Cave entrance on the flank of Arsia Mons At its highest resolution of 25 centimeters per pixel, the HiRISE camera can see the detailed shape of the slightly scalloped edge of a hole on the flank of Mars' Arsia Mons (left), but no amount of image enhancement (right) can bring out any further details inside the hole. That means that the walls of the cave are overhanging -- the cave is larger below the ground than the entrance we can see at the surface -- and that it is very deep. Mars' dusty atmosphere produces enough scattered light that "skylight" would illuminate the floor of a shallow cavern well enough for HiRISE to detect it.
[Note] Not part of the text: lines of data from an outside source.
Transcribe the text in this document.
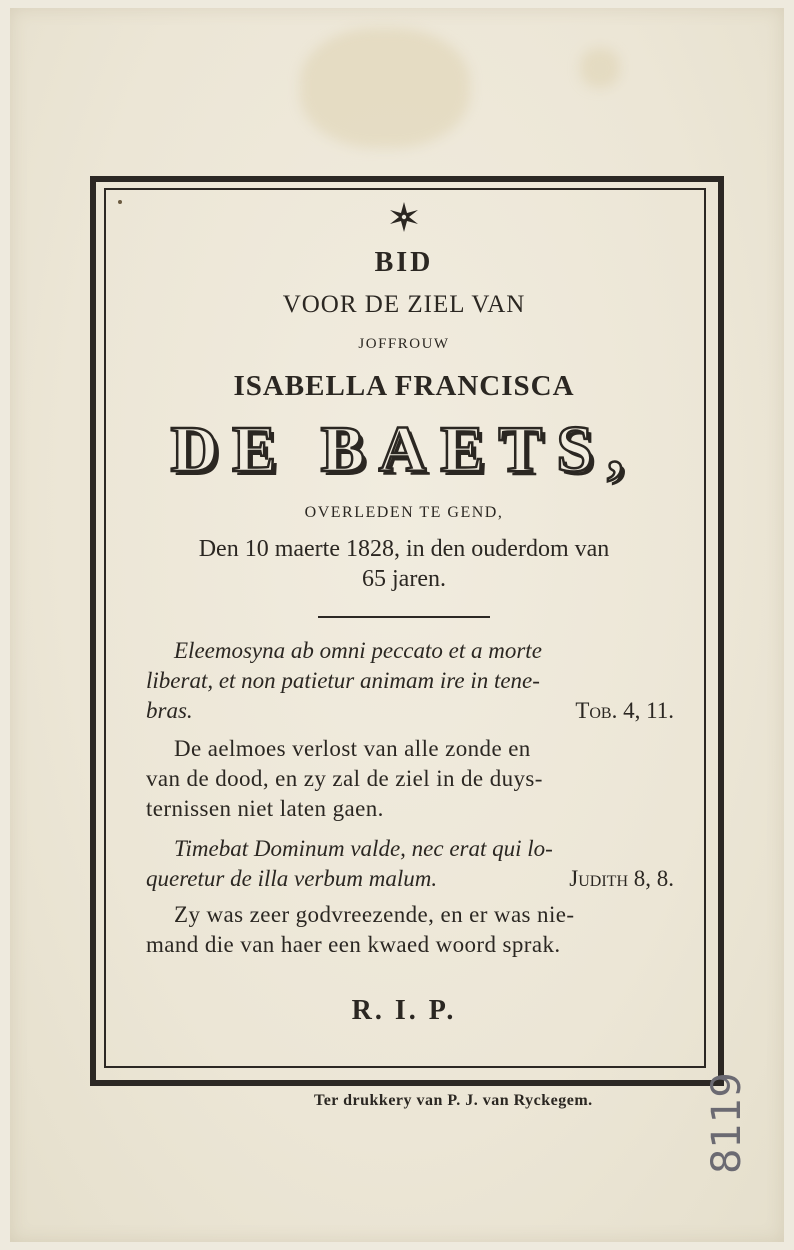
BID
VOOR DE ZIEL VAN
JOFFROUW
ISABELLA FRANCISCA
DE BAETS,
OVERLEDEN TE GEND,
Den 10 maerte 1828, in den ouderdom van
65 jaren.
Eleemosyna ab omni peccato et a morte
liberat, et non patietur animam ire in tene-
bras.	Tob. 4, 11.
De aelmoes verlost van alle zonde en
van de dood, en zy zal de ziel in de duys-
ternissen niet laten gaen.
Timebat Dominum valde, nec erat qui lo-
queretur de illa verbum malum.	Judith 8, 8.
Zy was zeer godvreezende, en er was nie-
mand die van haer een kwaed woord sprak.
R. I. P.
Ter drukkery van P. J. van Ryckegem.	8119
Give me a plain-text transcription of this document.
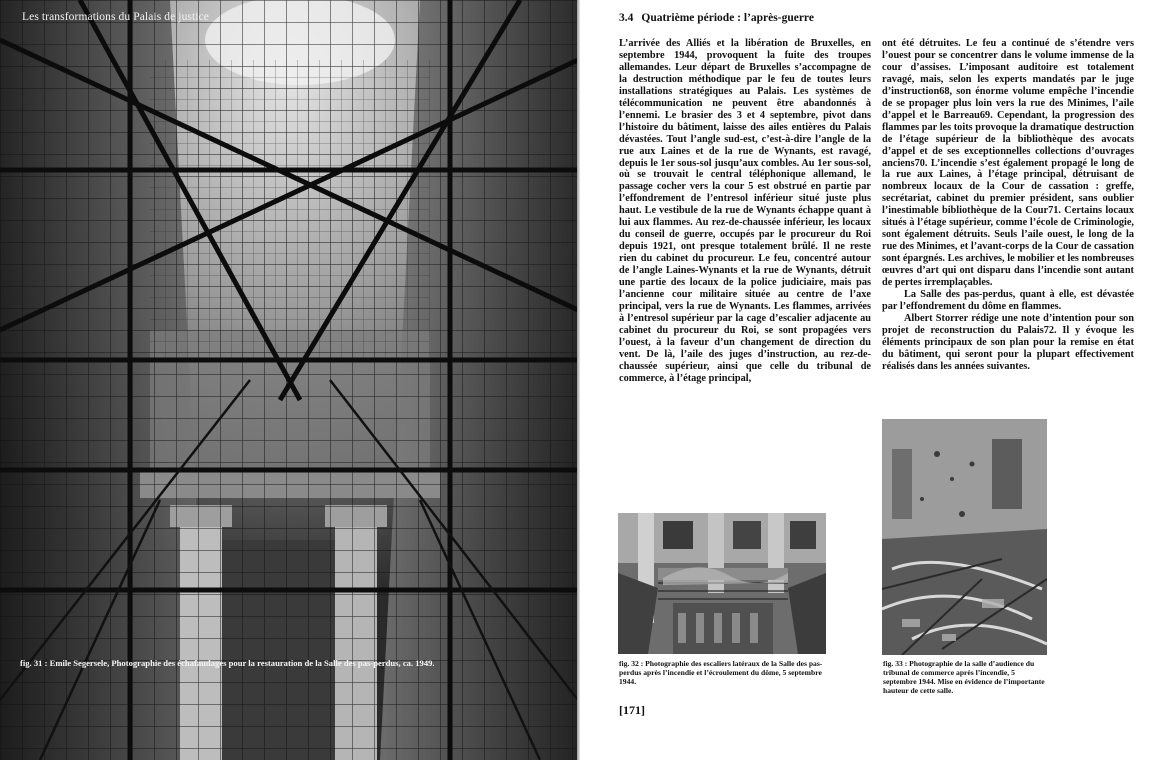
Les transformations du Palais de justice
fig. 31 : Emile Segersele, Photographie des échafaudages pour la restauration de la Salle des pas-perdus, ca. 1949.
3.4 Quatrième période : l’après-guerre

L’arrivée des Alliés et la libération de Bruxelles, en septembre 1944, provoquent la fuite des troupes allemandes. Leur départ de Bruxelles s’accompagne de la destruction méthodique par le feu de toutes leurs installations stratégiques au Palais. Les systèmes de télécommunication ne peuvent être abandonnés à l’ennemi. Le brasier des 3 et 4 septembre, pivot dans l’histoire du bâtiment, laisse des ailes entières du Palais dévastées. Tout l’angle sud-est, c’est-à-dire l’angle de la rue aux Laines et de la rue de Wynants, est ravagé, depuis le 1er sous-sol jusqu’aux combles. Au 1er sous-sol, où se trouvait le central téléphonique allemand, le passage cocher vers la cour 5 est obstrué en partie par l’effondrement de l’entresol inférieur situé juste plus haut. Le vestibule de la rue de Wynants échappe quant à lui aux flammes. Au rez-de-chaussée inférieur, les locaux du conseil de guerre, occupés par le procureur du Roi depuis 1921, ont presque totalement brûlé. Il ne reste rien du cabinet du procureur. Le feu, concentré autour de l’angle Laines-Wynants et la rue de Wynants, détruit une partie des locaux de la police judiciaire, mais pas l’ancienne cour militaire située au centre de l’axe principal, vers la rue de Wynants. Les flammes, arrivées à l’entresol supérieur par la cage d’escalier adjacente au cabinet du procureur du Roi, se sont propagées vers l’ouest, à la faveur d’un changement de direction du vent. De là, l’aile des juges d’instruction, au rez-de-chaussée supérieur, ainsi que celle du tribunal de commerce, à l’étage principal,

ont été détruites. Le feu a continué de s’étendre vers l’ouest pour se concentrer dans le volume immense de la cour d’assises. L’imposant auditoire est totalement ravagé, mais, selon les experts mandatés par le juge d’instruction68, son énorme volume empêche l’incendie de se propager plus loin vers la rue des Minimes, l’aile d’appel et le Barreau69. Cependant, la progression des flammes par les toits provoque la dramatique destruction de l’étage supérieur de la bibliothèque des avocats d’appel et de ses exceptionnelles collections d’ouvrages anciens70. L’incendie s’est également propagé le long de la rue aux Laines, à l’étage principal, détruisant de nombreux locaux de la Cour de cassation : greffe, secrétariat, cabinet du premier président, sans oublier l’inestimable bibliothèque de la Cour71. Certains locaux situés à l’étage supérieur, comme l’école de Criminologie, sont également détruits. Seuls l’aile ouest, le long de la rue des Minimes, et l’avant-corps de la Cour de cassation sont épargnés. Les archives, le mobilier et les nombreuses œuvres d’art qui ont disparu dans l’incendie sont autant de pertes irremplaçables.

La Salle des pas-perdus, quant à elle, est dévastée par l’effondrement du dôme en flammes.

Albert Storrer rédige une note d’intention pour son projet de reconstruction du Palais72. Il y évoque les éléments principaux de son plan pour la remise en état du bâtiment, qui seront pour la plupart effectivement réalisés dans les années suivantes.

fig. 32 : Photographie des escaliers latéraux de la Salle des pas-perdus après l’incendie et l’écroulement du dôme, 5 septembre 1944.
fig. 33 : Photographie de la salle d’audience du tribunal de commerce après l’incendie, 5 septembre 1944. Mise en évidence de l’importante hauteur de cette salle.
[171]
Credit: NASA / JPL / U. Arizona
That is a very round hole, and no doubt it was perfectly round at one time, shortly after the mighty launch of a spacecraft of obviously huge proportions which carried the survivors of the great Martian apocalypse. I wonder where they went?
This looks like a bullet hole in a piece of blotter paper.
As far as I know, the Planetary Society is a legitimate organization, but I sure am suspicious of this photo. It makes the surface of mars look as thin as an eggshell.
I don’t know. It looks like a black spot on the picture! It seems that it’s too perfectly round. Just a glitch with the camera?
Suspicious ...looks more like a touch up job to blot out something the public is not supposed to see. Look along the left edge of the enhanced ... OTH a solidified then indented pool of oil would allow for the same effect of light absorption, wouldn’t it?
I would say that a very energetic asteroid made that hole.
Looking at that close-up, that could very well be uranus.....
So that's where all the Iraqi oil went. Does Rosie know this yet?